Some chamber music ensembles present such a beautiful and harmonious overall image on the stage that they are a pure joy to watch, their body language reflecting their intensive musical cooperation.
The Czech Bennewitz Quartet (named after the renowned Czech violinist Antonin Bennewitz (1833-1926) is one such ensemble.
For the musicians of the Quartet, who first came together in 1998 at the Academy of Performing Arts in Prague, the idea of homogeneity plays an important role: “For us, playing in a quartet means communication, which in practical terms presents us with the challenge of combining our various points of view in order to gain an original result. Our intention is to create music using many colourful and sonic changes to keep it ever lively and fresh.”

The Bennewitz Quartet's intentions have been vividly demonstrated in works by Bartók and Janácek on a CD that was released in 2008 by Coviello Classics where the widely diversified palette of colours in the works is illuminated down to its finest nuances. The magazine Fono Forum agreed that the recording has a “fiery temperament” and concludes, “The young performers have already demonstrated an astonishingly mature and confidently balanced ensemble.” The quartet’s second CD of both string quartets by Smetana was released in spring 2010. A year later Supraphon released the CD Clarinet Quintets which the quartet recorded together with clarinettist Ludmila Peterková. In 2012/2013 a double CD with the Cypresses (Songs & String Quartets) of Dvořák was released by Hänssler Classic. The second recording on the Hänssler Classic label, featuring Dvořák’s string quartets op. 51 and op. 106, will be realized this season.
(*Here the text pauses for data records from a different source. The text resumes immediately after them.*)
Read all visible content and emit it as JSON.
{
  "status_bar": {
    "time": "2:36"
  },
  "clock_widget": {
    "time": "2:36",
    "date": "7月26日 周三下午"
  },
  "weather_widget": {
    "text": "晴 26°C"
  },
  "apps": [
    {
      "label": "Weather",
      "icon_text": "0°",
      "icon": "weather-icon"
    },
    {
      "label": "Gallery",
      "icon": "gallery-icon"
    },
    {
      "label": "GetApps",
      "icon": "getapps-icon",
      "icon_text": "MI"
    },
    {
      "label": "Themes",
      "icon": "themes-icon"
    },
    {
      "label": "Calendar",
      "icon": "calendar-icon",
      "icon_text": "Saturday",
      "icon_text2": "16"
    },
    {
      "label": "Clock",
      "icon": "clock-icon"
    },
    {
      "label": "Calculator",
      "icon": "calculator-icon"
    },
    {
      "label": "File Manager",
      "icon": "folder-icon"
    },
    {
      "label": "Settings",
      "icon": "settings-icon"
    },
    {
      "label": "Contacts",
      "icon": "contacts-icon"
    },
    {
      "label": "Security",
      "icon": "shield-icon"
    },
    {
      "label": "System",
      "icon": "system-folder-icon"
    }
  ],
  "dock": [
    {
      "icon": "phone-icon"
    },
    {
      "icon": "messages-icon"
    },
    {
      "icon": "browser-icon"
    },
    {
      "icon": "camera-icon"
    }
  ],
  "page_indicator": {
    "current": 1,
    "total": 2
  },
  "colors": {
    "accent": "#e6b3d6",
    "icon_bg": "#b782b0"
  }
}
A significant part of the development of the quartet came through working with two highly regarded musicians when they studied in Madrid with Rainer Schmidt of the Hagen Quartet from 2002–2004 and subsequently by the great teacher Walter Levin of the former La Salle Quartet at the Basel Music Academy – where the Bennewitz Quartet fulfilled an additional role as the Quartet in Residence.

Even in their student years, the ensemble was already a recipient of numerous awards. These included the laureate of the Chamber Music Society of the Czech Philharmonic Orchestra; the diploma of the Queen of Spain for the best chamber music ensemble in 2002/2003; two special prizes in the 2004 ARD Music Competition, followed one year later by the first prize at the International Chamber Music Competition in Osaka. In 2008, its tenth anniversary, the Bennewitz Quartet won the first prize at the highly acclaimed Borciani Competition in Italy.

In the 2014/2015 season, the quartet will be performing at such venues as the Wigmore Hall in London and the Conservatory Bern. The quartet has also been invited to participate at festivals including the Beethovenfest Bonn, Menuhin Festival Gstaad and Dvořák Prague International Festival.

The quartet has an impressively distinctive sound, demonstrating great qualities of balance, richness and variety, a sound which is demonstrated by their remarkable and impressively diversified repertoire, ranging from Bach to Webern to Janáček to Schnittke. They also champion new Czech composers such as Olga Ježková and Slavomír Hořinka who are as yet to find a place on the repertoire lists of other quartets.

The Bennewitz Quartet is supported by the Viennese string-producer Thomastik-Infeld.